At times I feel, why all this effort to be brilliant? Why do I let things matter so much to me? After all everything is temporary. It will all go into the sea of time one day. All this work, all these tears, all these relationships...they mean nothing. If I become a couch potato ...what difference will that make? Some people will say I suck....but their opinions will die too. At the end of the day...everything will end.

Mother says...I am meant to do things more brilliant. I say..i would prefer doing things with more meaning to it. I am tired of success and failures. I am tired of momentary flashes of happiness. I am tired of feeling like a dot in a sea of words. I want to be more impactful. I want a life larger than life. I want to change a few lives. I want to be the reason of happiness for not only me and my mum...but for the entire humanity. I want people to say "Thank god she was born". I want to be a part of something much bigger , much more meaningful. I dont want flashes....I dont want bits and pieces. I want the full cake of happiness. Long , neverending, deep, fulfilling. Only then I wont feel like a spectator. Only then i wont feel numb. Only then I will feel, I am playing the soccer and scoring goals. Life is just happening to me. I am not living life....

Sunday, March 6, 2016

just some thoughts..

The first thing that comes to my mind while jotting down my thoughts about my most recent failure is how much it affected others , how much one little mistake harmed a man who had been nice to me.
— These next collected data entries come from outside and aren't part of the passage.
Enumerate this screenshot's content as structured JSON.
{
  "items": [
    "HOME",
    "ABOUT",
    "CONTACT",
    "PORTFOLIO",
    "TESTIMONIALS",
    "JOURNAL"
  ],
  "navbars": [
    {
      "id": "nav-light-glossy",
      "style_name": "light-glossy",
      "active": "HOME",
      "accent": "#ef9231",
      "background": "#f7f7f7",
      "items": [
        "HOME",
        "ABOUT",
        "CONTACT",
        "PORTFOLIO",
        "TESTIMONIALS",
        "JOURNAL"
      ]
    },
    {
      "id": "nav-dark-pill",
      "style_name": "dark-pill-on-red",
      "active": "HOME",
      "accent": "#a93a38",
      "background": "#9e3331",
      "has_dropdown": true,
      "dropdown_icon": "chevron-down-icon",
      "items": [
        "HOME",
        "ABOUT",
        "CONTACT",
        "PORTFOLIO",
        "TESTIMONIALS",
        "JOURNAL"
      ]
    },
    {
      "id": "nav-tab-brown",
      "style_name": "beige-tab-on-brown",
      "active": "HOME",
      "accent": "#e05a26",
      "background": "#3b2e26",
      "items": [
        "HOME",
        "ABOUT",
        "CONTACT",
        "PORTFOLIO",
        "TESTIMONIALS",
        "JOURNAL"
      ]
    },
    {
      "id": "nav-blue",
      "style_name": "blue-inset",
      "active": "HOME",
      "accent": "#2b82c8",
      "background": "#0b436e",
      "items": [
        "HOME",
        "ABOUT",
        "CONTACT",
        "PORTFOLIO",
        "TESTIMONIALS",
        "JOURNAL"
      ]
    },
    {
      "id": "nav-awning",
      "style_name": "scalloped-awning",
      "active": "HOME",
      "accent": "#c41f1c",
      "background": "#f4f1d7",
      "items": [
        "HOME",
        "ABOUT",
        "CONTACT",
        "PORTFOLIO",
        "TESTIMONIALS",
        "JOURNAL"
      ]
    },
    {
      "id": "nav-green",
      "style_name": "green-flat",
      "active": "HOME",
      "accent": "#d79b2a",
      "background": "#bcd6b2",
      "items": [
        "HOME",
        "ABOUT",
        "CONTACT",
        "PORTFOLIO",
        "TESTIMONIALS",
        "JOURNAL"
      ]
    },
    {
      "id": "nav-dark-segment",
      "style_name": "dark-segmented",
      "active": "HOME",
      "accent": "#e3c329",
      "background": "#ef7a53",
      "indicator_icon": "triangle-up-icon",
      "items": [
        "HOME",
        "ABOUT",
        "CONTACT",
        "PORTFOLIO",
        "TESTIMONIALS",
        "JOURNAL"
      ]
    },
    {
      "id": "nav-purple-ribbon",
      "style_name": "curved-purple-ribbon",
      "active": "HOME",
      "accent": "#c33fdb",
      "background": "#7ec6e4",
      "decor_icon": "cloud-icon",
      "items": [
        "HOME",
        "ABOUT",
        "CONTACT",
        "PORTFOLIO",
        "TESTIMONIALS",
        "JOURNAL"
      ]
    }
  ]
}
I figure out I have always been an easy achiever. Never did I have to work really hard to be successful. May be that’s why I forgot to value it. May be that’s why when the time came to hold on to my dear success, I failed. I failed. I do not remember a single time I had to accept this before. Failure had always been something that simply could not happen to me. I know I am brilliant. I know I am worth all the chances life has presented me with. But am I worthy enough to take a huge responsibility? Do I fit in? Is being successful at an exam or an interview proof enough that the corresponding course or job is well suited for me? May be I have always looked for minutes of celebration rather that a prolonged sense of belonging or happiness.  Success does not define us. This sense of belonging does. Have I ever belonged anywhere since I decided to be a science student? Weren’t I always meant to be a writer? Did I not know this? I did. But rather than exploring that possibility I ran behind some moments. I ran behind the feeling of immense pride, I ran behind money, I ran behind everything I knew I could achieve without thinking what will I do with those achievements.
And that’s where I went wrong. I not only wronged the person who trusted me, I not only wronged the company who believed in my abilities. Rather I wronged myself. I did not do justice to my talents. I did not do justice to my passion.
 I failed.  I do not remember a single time I had to accept this before.

 I failed. I should have accepted this a long time ago.